Post by black_son_of_gray »

AxelHeyst wrote:
Sat Mar 27, 2021 7:54 pm
don't we mean "it is a tool that people at WL(X) can use to quickly assess how to engage/communicate with people at WL(Y), where Y<X" ?
My opinion is that if the core ideas were communicated simply and effectively enough, the "level" of X or Y wouldn't really matter. That's just my opinion, and I'm willing to entertain push-back on that. I don't think the concepts are actually that hard to understand. The difficulty, which I believe is incumbent for the communicator (and not the receiver), comes in crafting the message. In other words, we might ask, self-critically: "is it that these concepts are just too hard for other people to wrap their heads around, OR am I communicating the message so poorly that other people can't understand what I'm saying?" I'm not saying it's the case here, but I have often seen [hundreds of professional science lectures attended... :roll: ] a tendency of communicators who aren't quite connecting with the audience because they aren't doing it well to just write it off that the audience just can't handle what they have to say. The vast majority of the audience obliges them by answering emails, making shopping lists, or snoring, and everyone wastes their time.

So whereas I understand that the information in the ERE Wheaton Table is intended to tailor messages to specific receivers...
AxelHeyst wrote:
Sat Mar 27, 2021 7:54 pm
The table wasn't actually intended to be handed out in the "welcome to the forum!" welcome brochure, it wasn't meant for the consumption of Wl0/1's, in other words.
I mean, why not?! Making a communication tool intended for Level 4+'s is ridiculous ("...but there are dozens of us!"). It would be like translating War and Peace into Klingon or Lojban. Ok, someone will get something out of the effort, but that someone is statistically not different from no one.
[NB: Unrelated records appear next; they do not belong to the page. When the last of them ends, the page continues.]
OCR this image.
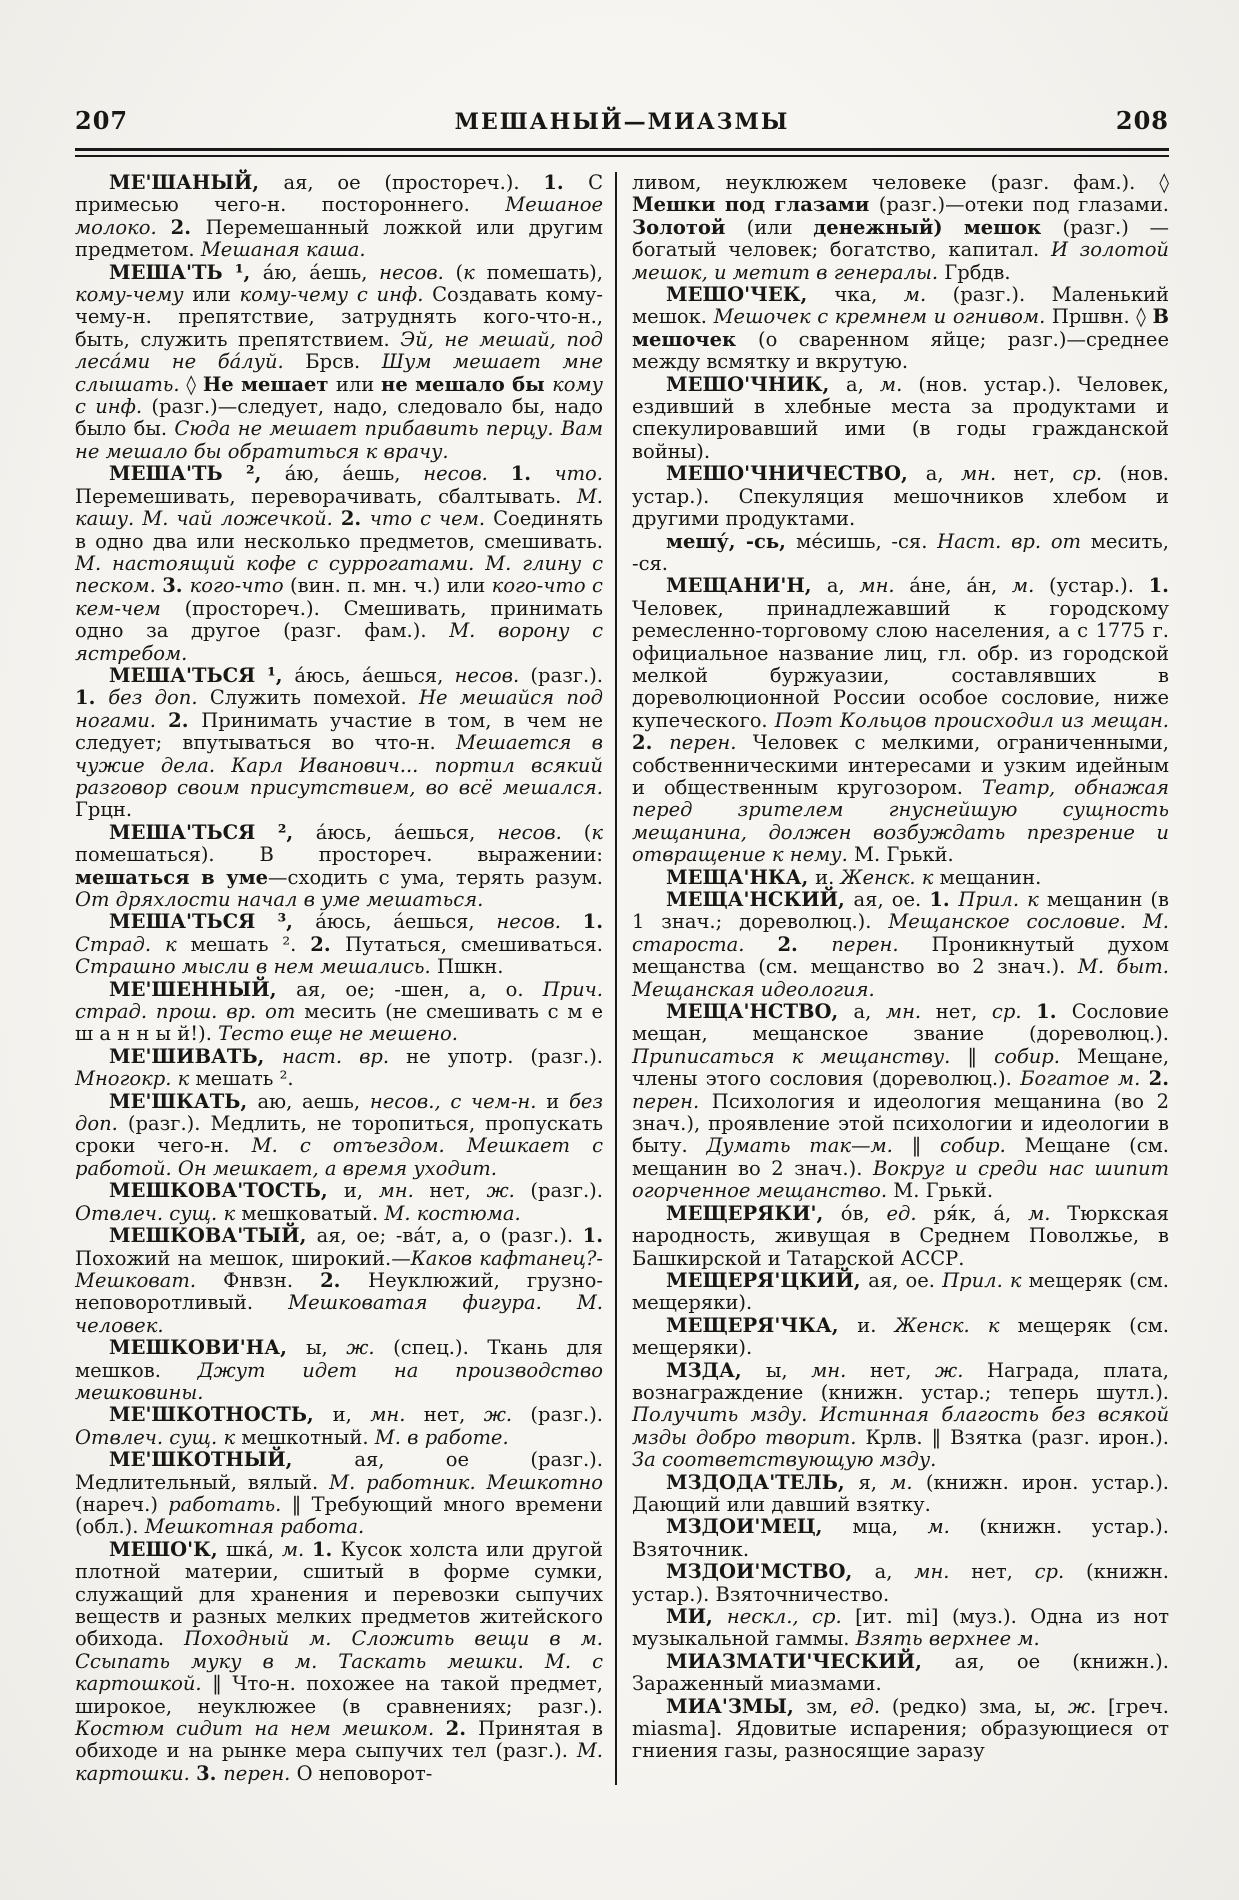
207	МЕШАНЫЙ—МИАЗМЫ	208

МЕ'ШАНЫЙ, ая, ое (простореч.). 1. С примесью чего-н. постороннего. Мешаное молоко. 2. Перемешанный ложкой или другим предметом. Мешаная каша.

МЕША'ТЬ ¹, а́ю, а́ешь, несов. (к помешать), кому-чему или кому-чему с инф. Создавать кому-чему-н. препятствие, затруднять кого-что-н., быть, служить препятствием. Эй, не мешай, под леса́ми не ба́луй. Брсв. Шум мешает мне слышать. ◊ Не мешает или не мешало бы кому с инф. (разг.)—следует, надо, следовало бы, надо было бы. Сюда не мешает прибавить перцу. Вам не мешало бы обратиться к врачу.

МЕША'ТЬ ², а́ю, а́ешь, несов. 1. что. Перемешивать, переворачивать, сбалтывать. М. кашу. М. чай ложечкой. 2. что с чем. Соединять в одно два или несколько предметов, смешивать. М. настоящий кофе с суррогатами. М. глину с песком. 3. кого-что (вин. п. мн. ч.) или кого-что с кем-чем (простореч.). Смешивать, принимать одно за другое (разг. фам.). М. ворону с ястребом.

МЕША'ТЬСЯ ¹, а́юсь, а́ешься, несов. (разг.). 1. без доп. Служить помехой. Не мешайся под ногами. 2. Принимать участие в том, в чем не следует; впутываться во что-н. Мешается в чужие дела. Карл Иванович... портил всякий разговор своим присутствием, во всё мешался. Грцн.

МЕША'ТЬСЯ ², а́юсь, а́ешься, несов. (к помешаться). В простореч. выражении: мешаться в уме—сходить с ума, терять разум. От дряхлости начал в уме мешаться.

МЕША'ТЬСЯ ³, а́юсь, а́ешься, несов. 1. Страд. к мешать ². 2. Путаться, смешиваться. Страшно мысли в нем мешались. Пшкн.

МЕ'ШЕННЫЙ, ая, ое; -шен, а, о. Прич. страд. прош. вр. от месить (не смешивать с м е ш а н н ы й!). Тесто еще не мешено.

МЕ'ШИВАТЬ, наст. вр. не употр. (разг.). Многокр. к мешать ².

МЕ'ШКАТЬ, аю, аешь, несов., с чем-н. и без доп. (разг.). Медлить, не торопиться, пропускать сроки чего-н. М. с отъездом. Мешкает с работой. Он мешкает, а время уходит.

МЕШКОВА'ТОСТЬ, и, мн. нет, ж. (разг.). Отвлеч. сущ. к мешковатый. М. костюма.

МЕШКОВА'ТЫЙ, ая, ое; -ва́т, а, о (разг.). 1. Похожий на мешок, широкий.—Каков кафтанец?-Мешковат. Фнвзн. 2. Неуклюжий, грузно-неповоротливый. Мешковатая фигура. М. человек.

МЕШКОВИ'НА, ы, ж. (спец.). Ткань для мешков. Джут идет на производство мешковины.

МЕ'ШКОТНОСТЬ, и, мн. нет, ж. (разг.). Отвлеч. сущ. к мешкотный. М. в работе.

МЕ'ШКОТНЫЙ, ая, ое (разг.). Медлительный, вялый. М. работник. Мешкотно (нареч.) работать. ‖ Требующий много времени (обл.). Мешкотная работа.

МЕШО'К, шка́, м. 1. Кусок холста или другой плотной материи, сшитый в форме сумки, служащий для хранения и перевозки сыпучих веществ и разных мелких предметов житейского обихода. Походный м. Сложить вещи в м. Ссыпать муку в м. Таскать мешки. М. с картошкой. ‖ Что-н. похожее на такой предмет, широкое, неуклюжее (в сравнениях; разг.). Костюм сидит на нем мешком. 2. Принятая в обиходе и на рынке мера сыпучих тел (разг.). М. картошки. 3. перен. О неповорот-

ливом, неуклюжем человеке (разг. фам.). ◊ Мешки под глазами (разг.)—отеки под глазами. Золотой (или денежный) мешок (разг.) — богатый человек; богатство, капитал. И золотой мешок, и метит в генералы. Грбдв.

МЕШО'ЧЕК, чка, м. (разг.). Маленький мешок. Мешочек с кремнем и огнивом. Пршвн. ◊ В мешочек (о сваренном яйце; разг.)—среднее между всмятку и вкрутую.

МЕШО'ЧНИК, а, м. (нов. устар.). Человек, ездивший в хлебные места за продуктами и спекулировавший ими (в годы гражданской войны).

МЕШО'ЧНИЧЕСТВО, а, мн. нет, ср. (нов. устар.). Спекуляция мешочников хлебом и другими продуктами.

мешу́, -сь, ме́сишь, -ся. Наст. вр. от месить, -ся.

МЕЩАНИ'Н, а, мн. а́не, а́н, м. (устар.). 1. Человек, принадлежавший к городскому ремесленно-торговому слою населения, а с 1775 г. официальное название лиц, гл. обр. из городской мелкой буржуазии, составлявших в дореволюционной России особое сословие, ниже купеческого. Поэт Кольцов происходил из мещан. 2. перен. Человек с мелкими, ограниченными, собственническими интересами и узким идейным и общественным кругозором. Театр, обнажая перед зрителем гнуснейшую сущность мещанина, должен возбуждать презрение и отвращение к нему. М. Грькй.

МЕЩА'НКА, и. Женск. к мещанин.

МЕЩА'НСКИЙ, ая, ое. 1. Прил. к мещанин (в 1 знач.; дореволюц.). Мещанское сословие. М. староста. 2. перен. Проникнутый духом мещанства (см. мещанство во 2 знач.). М. быт. Мещанская идеология.

МЕЩА'НСТВО, а, мн. нет, ср. 1. Сословие мещан, мещанское звание (дореволюц.). Приписаться к мещанству. ‖ собир. Мещане, члены этого сословия (дореволюц.). Богатое м. 2. перен. Психология и идеология мещанина (во 2 знач.), проявление этой психологии и идеологии в быту. Думать так—м. ‖ собир. Мещане (см. мещанин во 2 знач.). Вокруг и среди нас шипит огорченное мещанство. М. Грькй.

МЕЩЕРЯКИ', о́в, ед. ря́к, а́, м. Тюркская народность, живущая в Среднем Поволжье, в Башкирской и Татарской АССР.

МЕЩЕРЯ'ЦКИЙ, ая, ое. Прил. к мещеряк (см. мещеряки).

МЕЩЕРЯ'ЧКА, и. Женск. к мещеряк (см. мещеряки).

МЗДА, ы, мн. нет, ж. Награда, плата, вознаграждение (книжн. устар.; теперь шутл.). Получить мзду. Истинная благость без всякой мзды добро творит. Крлв. ‖ Взятка (разг. ирон.). За соответствующую мзду.

МЗДОДА'ТЕЛЬ, я, м. (книжн. ирон. устар.). Дающий или давший взятку.

МЗДОИ'МЕЦ, мца, м. (книжн. устар.). Взяточник.

МЗДОИ'МСТВО, а, мн. нет, ср. (книжн. устар.). Взяточничество.

МИ, нескл., ср. [ит. mi] (муз.). Одна из нот музыкальной гаммы. Взять верхнее м.

МИАЗМАТИ'ЧЕСКИЙ, ая, ое (книжн.). Зараженный миазмами.

МИА'ЗМЫ, зм, ед. (редко) зма, ы, ж. [греч. miasma]. Ядовитые испарения; образующиеся от гниения газы, разносящие заразу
I don't see any reason why the message necessarily requires more sophistication or tailoring when talking about any particular stage of maturity. Again, implementation is a different story...but just talking about it? C'mon. Is this a cult? [Insert Fight Club Reference Here] A particular problem with "tailoring" is that, as I mentioned before, people at different ERE maturities will need to work on maturation in the specific areas that are limiting them, which more often than not have nothing to do with personal finance and may be completely different than someone else at roughly the same overall maturity. So a reference to Dave Ramsey, the finer points of withdrawal rates, or how you vacation ain't going to help if the problem is "personal maturity"/Kegan development.

Or, to flip these questions back at you (and because I honestly want to know if what I typed was clear and made sense), what part of my post had so much mind-bending sophistication that the average person on the street with a high-school education couldn't understand the concepts in about 15 minutes? And if it was comprehensible (great!), then what huge and important part of ERE philosophy have I left out?

And if I was confusing or incomplete, which I very well may have been (and which was my error, naturally), could you please respond so that a ERE Wheaton Level 1 like I could understand it? I hear there is a table you could use... :P

P.S. This post is snarkier than I typically make on the Internet, but I was having some fun. Nothing but good vibes intended. We're all on the same team*. Sorry if I hurt the feelings of any Lojban speakers.
P.P.S. That last joke about the table cuts a little deep as I recognize some of my own suggestions to the OP in a lot of the Focus column.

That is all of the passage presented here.